Korozyon Nedir?

Korozyon Nedir?

Yapılar, yıllar içinde aşınma ve yıpranmaya maruz kalır. Bu etkenlerin başında ise korozyon gelir. Korozyon, metallerin kimyasal veya elektrokimyasal reaksiyonlar sonucunda bozulması ve işlevlerini kaybetmesidir. Özellikle betonarme yapılarda bulunan çelik donatılar, korozyona karşı oldukça hassastır. Bu durum, yapıların taşıma kapasitesini ve dayanıklılığını önemli ölçüde azaltabilir. 

Yapı kimyasalları uzmanı Baumerk olarak hazırladığımız bu yazıda, beton korozyonu nedir sorunun yanıtını verirken, yapılarda nasıl oluştuğunu ve su yalıtımı ile olan ilişkisini inceleyeceğiz. Ayrıca korozyonun depremle olan bağlantısını da ele alacağız.

Korozyon Çeşitleri

Korozyon çeşitleri iki ana tür altında toplanır:

  • Kimyasal Korozyon: Bu tür korozyonda, metal sadece çevresindeki ortamla kimyasal reaksiyona girer. Elektrik akımı oluşmaz. Kimyasal korozyona neden olan en önemli etkenler su, oksijen ve asitlerdir.

  • Elektrokimyasal Korozyon: Bu tür korozyonda, metalin farklı bölgeleri arasında elektrik akımı oluşur. Bu akım, metalin aşınmasına neden olur. Elektrokimyasal korozyona neden olan en önemli etkenler topraklama yapılmamış elektrik tesisatı, deniz suyu ve tuzlu su içeren topraklardır.

Yapılarda Korozyon Nasıl Oluşur?

korozyona uğramış duvar

Yapılarda korozyona neden olan birçok faktör vardır. Bunlardan en önemlileri şunlardır:

  • Su: Su, korozyon için en önemli tetikleyicilerden biridir. Metalin yüzeyindeki nem, oksijen ile reaksiyona girerek korozyona neden olur. Özellikle yağmur suyu ve yeraltı suları, yapılarda korozyon oluşumuna önemli katkıda bulunur.

  • Asitler: Asitler, metalleri aşındırarak korozyona neden olabilir. Yağmur asidi ve endüstriyel emisyonlar, yapılarda korozyona neden olan önemli asit kaynaklarıdır. Asit içeren deterjanların ve temizlik maddelerinin de metal yüzeylerde korozyona yol açtığı bilinmektedir.

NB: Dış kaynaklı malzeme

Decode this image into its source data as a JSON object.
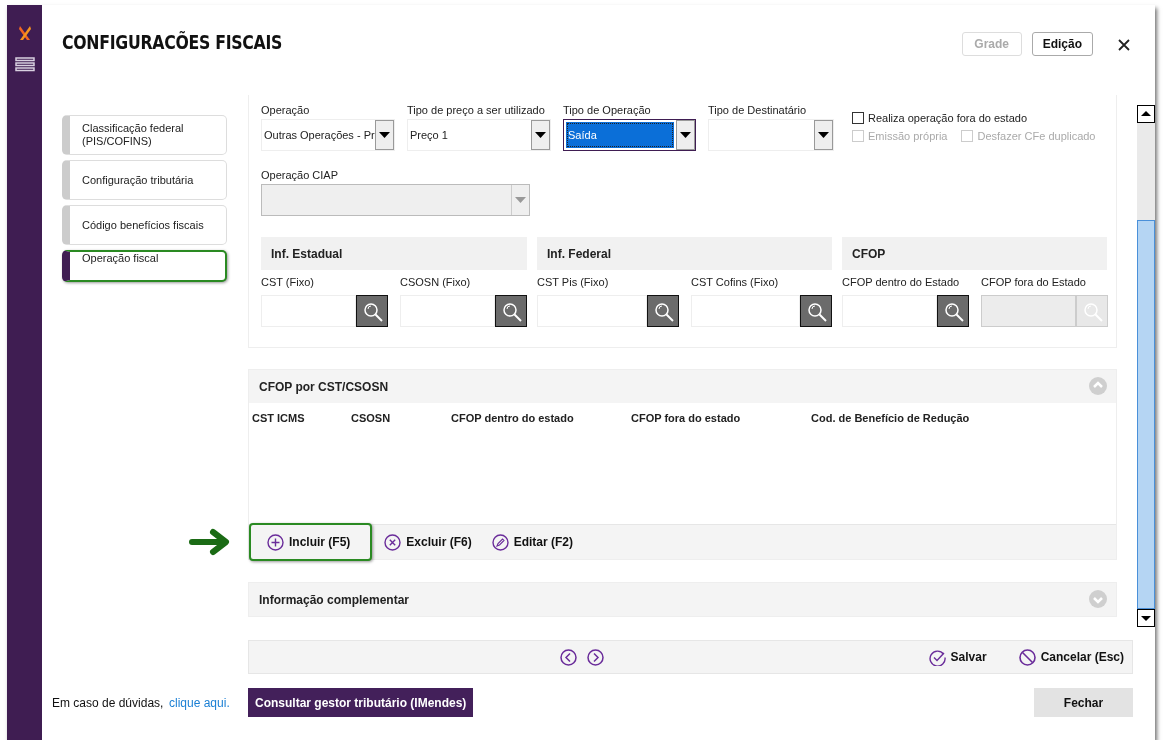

  • Elektrik akımı: Elektrik akımı, metallerde elektrokimyasal korozyona neden olabilir. Özellikle topraklama yapılmamış yapılarda, elektrik akımı korozyon hızını önemli ölçüde artırabilir. Eski ve yalıtımsız elektrik tesisatları da korozyona yol açan önemli bir etkendir.

  • Beton Çatlamaları: Beton çatlakları, su ve oksijenin betondan içeri girmesine ve çelik donatılara ulaşmasına olanak tanır. Bu durum, çelik donatılarda korozyona neden olur. Beton çatlakları, donma-çözülme döngüleri, aşırı yüklenme ve depremler gibi faktörlerden kaynaklanabilir.

  • Yüksek Sıcaklık: Yüksek sıcaklıklar, korozyon hızını artırabilir. Özellikle endüstriyel tesislerde bulunan yapılar, yüksek sıcaklıklara maruz kaldıklarında korozyona daha yatkın hale gelir.

Korozyondan Korunma Yöntemleri

Korozyondan korunma yöntemleri, metal yüzeylerin çevresel etkilerle bozulmasını önlemeye yöneliktir. En yaygın yöntemler arasında boya, kaplama veya galvanizleme gibi yüzey koruma işlemleri yer alır. Bu yöntemler metali dış ortamdan izole ederek oksijen ve nemin temasını engeller. Katodik koruma yöntemiyle metal, daha aktif bir metal yardımıyla anodize edilerek korunur. Alaşım oluşturma ise metale korozyona dayanıklı elementler eklenmesiyle yapılır. Ayrıca, ortamın nemi, pH’ı ve sıcaklığı kontrol edilerek kimyasal korozyon riski azaltılabilir. Düzenli bakım, temizlik ve pas önleyici yağlama da korozyonun ilerlemesini önleyen destekleyici uygulamalardır.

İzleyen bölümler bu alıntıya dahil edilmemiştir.